You're welcome! And congratulations on finding that little secret!
That's what I think is nice about the RPG Maker software is that anybody can do it. All it takes is a few months getting comfortable with using it and then once you are used to working with it, you can start making things pretty well. Don't be surprised if it takes a few years though to make a decent length game, especially if you're going at it by yourself rather than with a team of folks. A lot of hours creating goes into even short game experiences, and it seems daunting when you try to look at the whole thing before you start.
I'd say the important thing though is to enjoy your time creating whatever you envision, and just focus on what you're enjoying in the moment! String enough days like that together and before you even know what happened, you'll have a game. Passion and persistence are really the secret ingredients for making it all come together. Keep it fun though too! It doesn't have to feel like work, though some days it might. Also remember to give yourself rests too, especially on days when you really aren't feeling motivated or creative enough to make progress. Forcing yourself too much during times like that will start to come through in what you create, and you might feel unsatisfied with the end result in the long run. It's okay to rest, even for long stretches of time if you need it, just stay the course and keep at it little by little! That'd be my advice in a few paragraphs at any rate!

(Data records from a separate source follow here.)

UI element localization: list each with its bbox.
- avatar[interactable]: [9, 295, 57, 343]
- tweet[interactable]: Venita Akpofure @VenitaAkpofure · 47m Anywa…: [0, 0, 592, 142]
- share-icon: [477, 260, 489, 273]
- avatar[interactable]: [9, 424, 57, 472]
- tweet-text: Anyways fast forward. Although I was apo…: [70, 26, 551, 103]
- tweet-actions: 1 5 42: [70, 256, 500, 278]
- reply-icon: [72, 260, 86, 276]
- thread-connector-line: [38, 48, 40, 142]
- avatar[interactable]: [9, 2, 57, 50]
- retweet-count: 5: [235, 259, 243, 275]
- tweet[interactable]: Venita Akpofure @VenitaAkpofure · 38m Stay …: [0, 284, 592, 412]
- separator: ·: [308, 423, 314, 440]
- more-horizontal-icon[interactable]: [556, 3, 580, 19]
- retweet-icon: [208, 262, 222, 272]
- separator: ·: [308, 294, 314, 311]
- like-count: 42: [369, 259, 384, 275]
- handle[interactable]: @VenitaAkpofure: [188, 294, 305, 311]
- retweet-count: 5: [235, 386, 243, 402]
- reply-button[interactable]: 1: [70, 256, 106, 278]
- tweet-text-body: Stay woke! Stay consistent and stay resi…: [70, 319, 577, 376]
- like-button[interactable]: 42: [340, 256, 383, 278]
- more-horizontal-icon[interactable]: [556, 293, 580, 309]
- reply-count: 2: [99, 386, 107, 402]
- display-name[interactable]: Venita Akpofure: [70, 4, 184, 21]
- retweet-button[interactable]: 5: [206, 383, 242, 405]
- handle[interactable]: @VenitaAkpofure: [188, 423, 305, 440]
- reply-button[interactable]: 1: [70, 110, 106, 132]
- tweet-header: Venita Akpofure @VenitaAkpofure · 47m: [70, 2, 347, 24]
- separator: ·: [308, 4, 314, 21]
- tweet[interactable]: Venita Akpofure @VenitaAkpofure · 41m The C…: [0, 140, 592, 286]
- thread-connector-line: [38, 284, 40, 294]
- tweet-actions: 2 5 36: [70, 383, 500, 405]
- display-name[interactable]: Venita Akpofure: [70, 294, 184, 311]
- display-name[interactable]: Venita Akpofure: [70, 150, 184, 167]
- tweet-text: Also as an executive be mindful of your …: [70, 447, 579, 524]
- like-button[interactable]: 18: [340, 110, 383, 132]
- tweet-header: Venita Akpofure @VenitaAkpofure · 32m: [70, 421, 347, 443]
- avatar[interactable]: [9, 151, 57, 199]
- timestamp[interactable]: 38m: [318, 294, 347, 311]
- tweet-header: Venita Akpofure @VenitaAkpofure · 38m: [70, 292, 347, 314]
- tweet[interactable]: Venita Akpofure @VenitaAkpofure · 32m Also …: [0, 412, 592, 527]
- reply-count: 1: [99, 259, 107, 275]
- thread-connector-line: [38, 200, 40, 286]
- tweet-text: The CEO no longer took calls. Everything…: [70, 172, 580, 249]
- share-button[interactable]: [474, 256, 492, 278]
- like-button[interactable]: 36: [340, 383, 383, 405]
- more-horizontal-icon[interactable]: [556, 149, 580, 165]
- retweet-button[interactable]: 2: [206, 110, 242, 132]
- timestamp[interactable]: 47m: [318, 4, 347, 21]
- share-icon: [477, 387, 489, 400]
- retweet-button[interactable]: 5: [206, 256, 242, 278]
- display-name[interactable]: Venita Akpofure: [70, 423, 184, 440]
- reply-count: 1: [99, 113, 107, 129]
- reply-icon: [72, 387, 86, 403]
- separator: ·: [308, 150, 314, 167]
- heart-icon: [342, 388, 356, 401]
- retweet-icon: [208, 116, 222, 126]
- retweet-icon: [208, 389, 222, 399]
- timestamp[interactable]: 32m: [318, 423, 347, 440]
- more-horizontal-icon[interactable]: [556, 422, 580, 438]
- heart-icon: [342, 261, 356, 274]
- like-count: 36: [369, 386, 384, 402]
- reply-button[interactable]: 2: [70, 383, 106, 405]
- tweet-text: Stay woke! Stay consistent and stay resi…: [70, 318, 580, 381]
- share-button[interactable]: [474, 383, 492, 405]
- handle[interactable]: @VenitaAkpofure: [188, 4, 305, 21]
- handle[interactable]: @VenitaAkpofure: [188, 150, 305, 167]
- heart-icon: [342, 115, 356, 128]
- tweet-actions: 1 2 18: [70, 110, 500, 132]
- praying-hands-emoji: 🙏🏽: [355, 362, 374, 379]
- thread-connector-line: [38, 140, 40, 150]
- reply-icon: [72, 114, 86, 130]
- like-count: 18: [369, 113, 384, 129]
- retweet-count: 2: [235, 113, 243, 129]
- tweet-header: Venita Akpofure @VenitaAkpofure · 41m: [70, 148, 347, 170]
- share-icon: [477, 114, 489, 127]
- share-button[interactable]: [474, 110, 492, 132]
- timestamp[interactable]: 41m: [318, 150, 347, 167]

Anyway, back to your comments. I had to make at least one way into the mansion that didn't require any condition to be met so it could be used no matter what took place in a given playthrough. The way this game was designed, because each person is able to play the game a bit differently, there were a lot of possible ways to experience the sequence of events. Possibilities also include things like skipping characters entirely if people just happened to miss them, and other situations where your options for entering into the mansion become restricted. It goes without saying that it would have been a bad experience for players and a poor design oversight to get stuck in the game with no way in or out of the mansion from no real fault of their own.
That last bit of your comment sounds a bit unusual... it might be a bug and I'm curious to know more about what exactly you're experiencing there. Once you have both the Princess Doll and the Tiny Dragon curiosities in your possession, it should play out the scene properly when you pick up the toy soldier using your sense abilities during the encounter. It sounds like it's not doing that for you however. What are you seeing after the dragon disappears? Does the game act like you haven't gotten the Princess Doll curiosity at all?
Off the top of my head, I'm wondering if it has something to do with the fact that you partially progressed the scene before having the Princess Doll, then went back to get it, and now it has perhaps messed up the event's usual progression somehow. I was fairly certain that I accounted for that sort of possibility in the way I set it up, but it's possible some issue eluded my testing. Any other details about what exactly you're seeing and doing during that encounter would be helpful for me to try and narrow down the possible issues.